The revenue projections they had included in the modified budget that City Council approved for the current 2020-21 fiscal year were not holding up in some key areas, according to city financial documents. With concert halls and movie theaters still shuttered, with fewer guests staying at hotels and with restaurants struggling to stay afloat, the city Finance Department had begun seeing reduced income from taxes on tickets, lodging and meals. Collections of state sales tax also had begun to droop.
According to Dr.
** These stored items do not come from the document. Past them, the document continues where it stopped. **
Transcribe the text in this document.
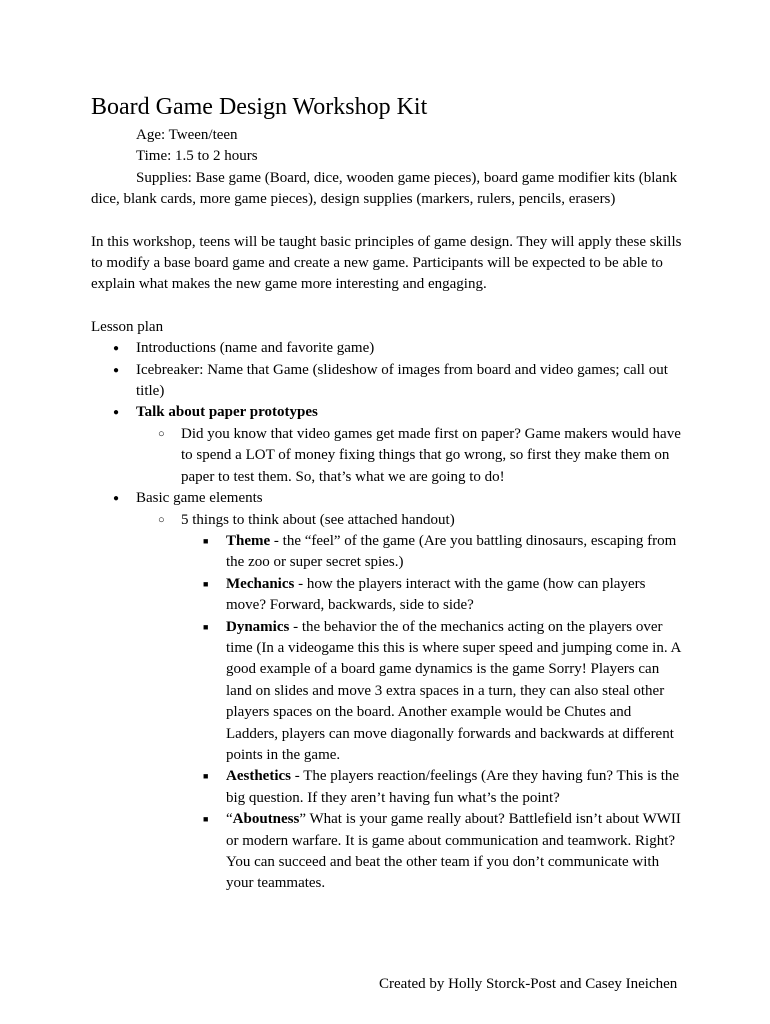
Board Game Design Workshop Kit

Age: Tween/teen

Time: 1.5 to 2 hours

Supplies: Base game (Board, dice, wooden game pieces), board game modifier kits (blank dice, blank cards, more game pieces), design supplies (markers, rulers, pencils, erasers)

In this workshop, teens will be taught basic principles of game design. They will apply these skills to modify a base board game and create a new game. Participants will be expected to be able to explain what makes the new game more interesting and engaging.

Lesson plan

● Introductions (name and favorite game)
● Icebreaker: Name that Game (slideshow of images from board and video games; call out title)
● Talk about paper prototypes
○ Did you know that video games get made first on paper? Game makers would have to spend a LOT of money fixing things that go wrong, so first they make them on paper to test them. So, that’s what we are going to do!
● Basic game elements
○ 5 things to think about (see attached handout)
■ Theme - the “feel” of the game (Are you battling dinosaurs, escaping from the zoo or super secret spies.)
■ Mechanics - how the players interact with the game (how can players move? Forward, backwards, side to side?
■ Dynamics - the behavior the of the mechanics acting on the players over time (In a videogame this this is where super speed and jumping come in. A good example of a board game dynamics is the game Sorry! Players can land on slides and move 3 extra spaces in a turn, they can also steal other players spaces on the board. Another example would be Chutes and Ladders, players can move diagonally forwards and backwards at different points in the game.
■ Aesthetics - The players reaction/feelings (Are they having fun? This is the big question. If they aren’t having fun what’s the point?
■ “Aboutness” What is your game really about? Battlefield isn’t about WWII or modern warfare. It is game about communication and teamwork. Right? You can succeed and beat the other team if you don’t communicate with your teammates.
Created by Holly Storck-Post and Casey Ineichen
Brown’s report on first quarter revenue that was issued after Mayor Stoney won re-election, the city was projecting a drop of $14.5 million in admissions, lodging and meal taxes at the end of the budget year. That projected drop, Dr. Brown’s figures indicate, includes a decline in the add-on tax on prepared meals that the city is using to repay borrowing to build three new schools.
If there was concern, it was not publicly aired when City Council met to allocate the $19 million. No requests were made to waive a 2017 council policy that requires 90 percent of any unspent dollars from a previous fiscal year to go into savings that can be used only in the most dire emergencies and must be quickly replaced.
As a result, the council followed the mayor’s recommendations. They earmarked about $6.5 million for health initiatives, for a study of racial equity and to pay down a small portion of the city’s $114 million debt on a program that provides medical insurance for employees who retire before they can qualify for Medicare, called OPEB, or other pension benefits.
Fifth District Councilwoman Stephanie A. Lynch urged colleagues to pull back the $5.8 million that was proposed for OPEB and reassign it to meet urgent housing, medical and food needs for people facing a crisis in the pandemic, but she was a lone voice on that score.
There is no record, though, of any council member objecting to putting nearly $7 million into city savings and about $5.5 million into a capital reserve aimed at ensuring that needed repairs to city buildings could be made.
In the coming weeks, the council is expected to receive insight about the administration’s thinking on dealing with the potential $15 million deficit in the current budget.
Acting Chief Administrative Officer Lincoln Saunders told the council on Jan. 25 that the financial staff is pulling together a paper that would seek to reshuffle budget dollars to deal with that issue.
The potential deficit represents just 1.9 percent of the $784.2 million that the council approved in the current general fund budget, including $37.4 million in federal CARES Act funding.